Re: [PATCH] rebase: use reflog to find common base with upstream

Martin von Zweigbergk <martinvonz@xxxxxxxxx> · Mon, 21 Oct 2013 23:24:14 -0700

On Mon, Oct 21, 2013 at 4:24 AM, John Keeping <john@xxxxxxxxxxxxx> wrote:
> On Sun, Oct 20, 2013 at 10:03:29PM -0700, Martin von Zweigbergk wrote:
>> On Wed, Oct 16, 2013 at 11:53 AM, John Keeping <john@xxxxxxxxxxxxx> wrote:
>> > Commit 15a147e (rebase: use @{upstream} if no upstream specified,
>> > 2011-02-09) says:
>> >
>> >         Make it default to 'git rebase @{upstream}'. That is also what
>> >         'git pull [--rebase]' defaults to, so it only makes sense that
>> >         'git rebase' defaults to the same thing.
>> >
>> > but that isn't actually the case.  Since commit d44e712 (pull: support
>> > rebased upstream + fetch + pull --rebase, 2009-07-19), pull has actually
>> > chosen the most recent reflog entry which is an ancestor of the current
>> > branch if it can find one.
>>
>> It is exactly this inconsistency between "git rebase" and "git pull
>> --rebase" that confused me enough to make me send my first email to
>> this list almost 4 years ago [1], so thanks for working on this! I
>> finished that thread with:
>>
>>   Would it make sense to teach "git rebase" the same tricks as "git
>> pull --rebase"?
>>
>> Then it took me a year before I sent a patch not unlike this one [2].
>> To summarize, the patch did not get accepted then because it makes
>> rebase a little slower (or a lot slower in some cases). "git pull
>> --rebase" is of course at least as slow in the same cases, but because
>> it often involves connecting to a remote host, people would probably
>> blame the connection rather than git itself even in those rare (?)
>> cases.
>>
>> I think
>>
>>   git merge-base HEAD $(git rev-list -g "$upstream_name")
>>
>> is roughly correct and hopefully fast enough. That can lead to too
>> long a command line, so I was planning on teaching merge-base a
>> --stdin option, but never got around to it.
>
> I'm not sure we should worry about the additional overhead here.  In the
> common case, we should hit a common ancestor within the first couple of
> reflog entries; and in the case that will be slow, it's likely that
> there are a lot of differences between the branches so the cherry
> comparison phase will take a while anyway.
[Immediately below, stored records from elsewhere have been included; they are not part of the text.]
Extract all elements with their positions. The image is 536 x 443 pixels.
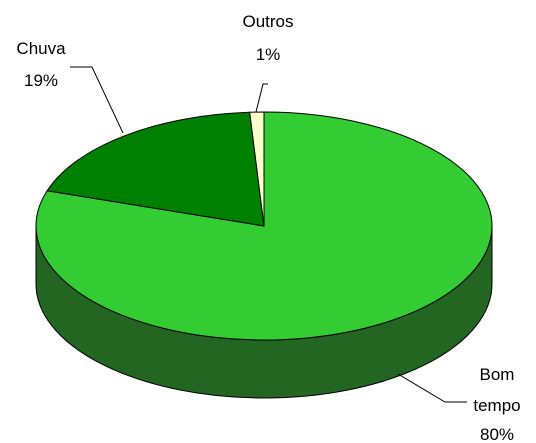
label-name-bom-tempo-line1: Bom <box>480 365 515 384</box>
label-percent-bom-tempo: 80% <box>480 425 514 443</box>
leader-chuva <box>70 66 124 134</box>
label-name-chuva: Chuva <box>16 39 66 58</box>
label-name-bom-tempo-line2: tempo <box>473 396 520 415</box>
pie-slice-chuva <box>46 111 265 227</box>
label-percent-chuva: 19% <box>24 71 58 90</box>
pie-slice-outros <box>249 111 265 227</box>
leader-bom-tempo <box>397 373 467 403</box>
label-name-outros: Outros <box>242 12 293 31</box>
pie-slice-bom-tempo <box>35 111 493 341</box>
label-percent-outros: 1% <box>256 45 281 64</box>
leader-lines <box>70 66 467 403</box>
leader-outros <box>255 83 268 113</box>
pie-top-slices <box>35 111 493 341</box>
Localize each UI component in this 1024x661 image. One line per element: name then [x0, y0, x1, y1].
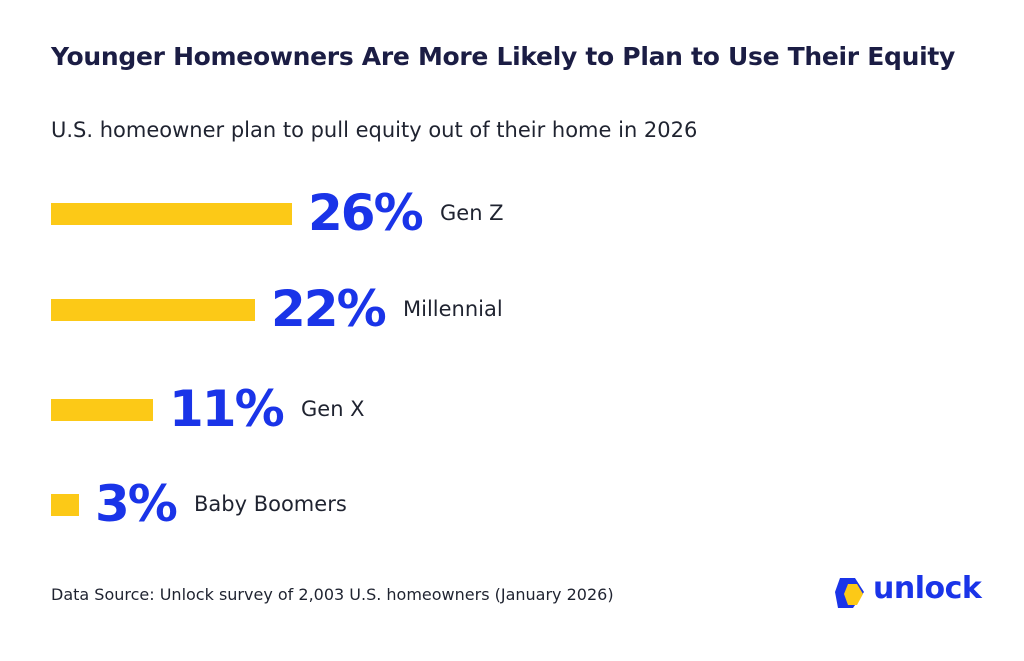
value-label: 3% [95, 475, 178, 533]
value-label: 26% [308, 184, 424, 242]
unlock-logo: unlock [833, 571, 993, 610]
category-label: Gen Z [440, 201, 504, 225]
bar [51, 494, 79, 516]
category-label: Baby Boomers [194, 492, 347, 516]
chart-title: Younger Homeowners Are More Likely to Pl… [51, 42, 956, 71]
data-source-note: Data Source: Unlock survey of 2,003 U.S.… [51, 585, 614, 604]
unlock-logo-text: unlock [873, 571, 982, 606]
chart-row: 26% Gen Z [0, 183, 1024, 243]
unlock-logo-icon [835, 578, 864, 608]
chart-subtitle: U.S. homeowner plan to pull equity out o… [51, 118, 698, 142]
category-label: Gen X [301, 397, 365, 421]
bar [51, 299, 255, 321]
chart-row: 22% Millennial [0, 279, 1024, 339]
value-label: 11% [169, 380, 285, 438]
value-label: 22% [271, 280, 387, 338]
chart-row: 3% Baby Boomers [0, 474, 1024, 534]
bar [51, 203, 292, 225]
chart-row: 11% Gen X [0, 379, 1024, 439]
bar [51, 399, 153, 421]
category-label: Millennial [403, 297, 503, 321]
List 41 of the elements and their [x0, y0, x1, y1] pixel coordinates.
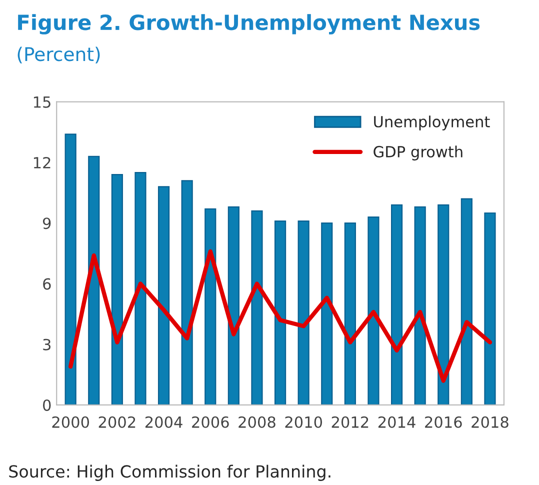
bar [298, 220, 310, 405]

Perhaps true. I created a simple commit based on my origin/master@{1}
in git.git, which happened to be 136 commits behind origin/master.
Before (a modified version of) your patch, it took 0.756s to rebase it
(best of 5) and afterwards it took 0.720s.

And in a worse case: The same test with one commit off my
origin/master@{13}, 2910 behind origin/master, shows an increase from
2.75s to 4.04s.

And a degenerate case: I created a test branch (called u) with
1000-entry reflog from the output of "git rev-list --first-parent
origin/master | head -1000 | tac" and created the same simple commit
as before off of the end of this reflog (u@{999}). This ended up 3769
commits behind u@{0} (aka origin/master). In this case it went from
3.43s to 3m32s. Obviously, this was a degenerate case designed to be
slow, but I think it's still worth noting that one can get such O(n^2)
behavior e.g. if one lets a branch get out of sync with an upstream
that's very frequently fetches (I've heard of people running
short-interval cron jobs that fetch from a remote).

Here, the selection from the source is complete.